We introduce LLaMA, a collection of foundation language models ranging from 7B to 65B parameters. The focus of this work is to train a series of language models that achieve the best possible performance at various inference budgets, by training on more tokens than what is typically used.

Approach

Pre-training Data

Data statistics: For the most part, we reuse data sources that have been leveraged to train other LLMs, with the restriction of only using data that is publicly available

For most of our training data, each token is used only once during training, with the exception of the Wikipedia and Books domains, over which we perform approximately two epochs.

Tokenizer:

We tokenize the data with the bytepair encoding (BPE) algorithm using the implementation from SentencePiece. Notably, we split all numbers into individual digits, and fallback to bytes to decompose unknown UTF-8 characters.
Overall, our entire training dataset contains roughly 1.4T tokens after tokenization.

Architecture

Pre-normalization (as used in GPT2 and GPT3): To improve the training stability, we normalize the input of each transformer sub-layer with RMSNorm, instead of normalizing the output.
SwiGLU activation function (as used in PaLM): We replace the ReLU non-linearity by the SwiGLU activation function.
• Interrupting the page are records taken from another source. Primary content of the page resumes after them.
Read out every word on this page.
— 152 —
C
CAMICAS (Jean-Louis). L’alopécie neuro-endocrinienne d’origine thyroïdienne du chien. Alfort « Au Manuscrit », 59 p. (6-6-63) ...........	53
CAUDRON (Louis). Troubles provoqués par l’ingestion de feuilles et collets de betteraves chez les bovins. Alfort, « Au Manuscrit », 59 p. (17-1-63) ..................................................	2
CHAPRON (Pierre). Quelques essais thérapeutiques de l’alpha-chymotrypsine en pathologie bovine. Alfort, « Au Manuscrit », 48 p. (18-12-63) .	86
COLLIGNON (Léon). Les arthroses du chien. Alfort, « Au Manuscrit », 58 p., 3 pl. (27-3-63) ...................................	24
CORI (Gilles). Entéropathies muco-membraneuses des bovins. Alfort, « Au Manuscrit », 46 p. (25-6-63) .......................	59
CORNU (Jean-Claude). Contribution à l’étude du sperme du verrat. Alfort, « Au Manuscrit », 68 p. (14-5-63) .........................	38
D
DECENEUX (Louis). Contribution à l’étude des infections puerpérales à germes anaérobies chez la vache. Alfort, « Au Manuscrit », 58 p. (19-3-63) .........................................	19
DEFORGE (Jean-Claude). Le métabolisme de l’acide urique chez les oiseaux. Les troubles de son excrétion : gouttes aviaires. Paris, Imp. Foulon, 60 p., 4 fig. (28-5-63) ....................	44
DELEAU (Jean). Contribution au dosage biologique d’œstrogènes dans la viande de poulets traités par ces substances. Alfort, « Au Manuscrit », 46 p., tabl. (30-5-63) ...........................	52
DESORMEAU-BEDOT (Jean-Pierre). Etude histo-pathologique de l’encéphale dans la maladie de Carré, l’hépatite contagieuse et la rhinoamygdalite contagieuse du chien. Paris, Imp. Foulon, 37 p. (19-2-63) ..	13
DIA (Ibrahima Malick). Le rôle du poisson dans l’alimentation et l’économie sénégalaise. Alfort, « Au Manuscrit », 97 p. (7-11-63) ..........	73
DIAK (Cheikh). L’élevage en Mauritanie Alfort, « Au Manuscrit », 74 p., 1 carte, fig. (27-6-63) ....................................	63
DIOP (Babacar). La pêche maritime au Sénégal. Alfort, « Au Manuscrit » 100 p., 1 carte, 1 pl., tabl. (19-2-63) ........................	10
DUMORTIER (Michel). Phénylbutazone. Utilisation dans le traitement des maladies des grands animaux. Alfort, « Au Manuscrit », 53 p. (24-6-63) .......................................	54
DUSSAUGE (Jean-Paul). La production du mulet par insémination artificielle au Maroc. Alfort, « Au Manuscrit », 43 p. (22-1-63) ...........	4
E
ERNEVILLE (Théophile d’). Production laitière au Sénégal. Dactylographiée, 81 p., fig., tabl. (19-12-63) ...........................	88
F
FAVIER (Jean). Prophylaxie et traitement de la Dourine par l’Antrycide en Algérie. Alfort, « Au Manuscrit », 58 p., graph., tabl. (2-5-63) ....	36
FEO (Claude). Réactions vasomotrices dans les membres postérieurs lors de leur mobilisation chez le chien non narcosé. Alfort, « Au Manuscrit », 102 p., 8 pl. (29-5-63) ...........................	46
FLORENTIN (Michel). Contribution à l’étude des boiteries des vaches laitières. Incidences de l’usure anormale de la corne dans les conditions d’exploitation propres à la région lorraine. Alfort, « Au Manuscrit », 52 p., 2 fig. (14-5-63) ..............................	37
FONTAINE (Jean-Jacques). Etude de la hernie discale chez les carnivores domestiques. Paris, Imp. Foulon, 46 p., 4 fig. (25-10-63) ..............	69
We use a dimension of 2 3 4d instead of 4d as in PaLM.
Rotary Embeddings (as used in GPTNeo): We remove the absolute positional embeddings, and instead, add rotary positional embeddings (RoPE) at each layer of the network.

Optimizer

Our models are trained using the AdamW optimizer with the following hyper-parameters:

$β_1$ = 0.9, $β_2$ = 0.95
cosine learning rate schedule, such that the final learning rate is equal to 10% of the maximal learning rate.
weight decay of 0.1
gradient clipping of 1.0
2, 000 warmup steps
vary the learning rate and batch size with the size of the model

Efficient Implementation

We make several optimizations to improve the training speed of our models:

We use an efficient implementation of the causal multi-head attention to reduce memory usage and runtime (from xformers library).
- This is achieved by not storing the attention weights and not computing the key/query scores that are masked due to the causal nature of the language modeling task.
We save the activations that are expensive to compute, such as the outputs of linear layers.
- This is achieved by manually implementing the backward function for the transformer layers, instead of relying on the PyTorch autograd.
We also overlap the computation of activations and the communication between GPUs over the network (due to all_reduce operations) as much as possible.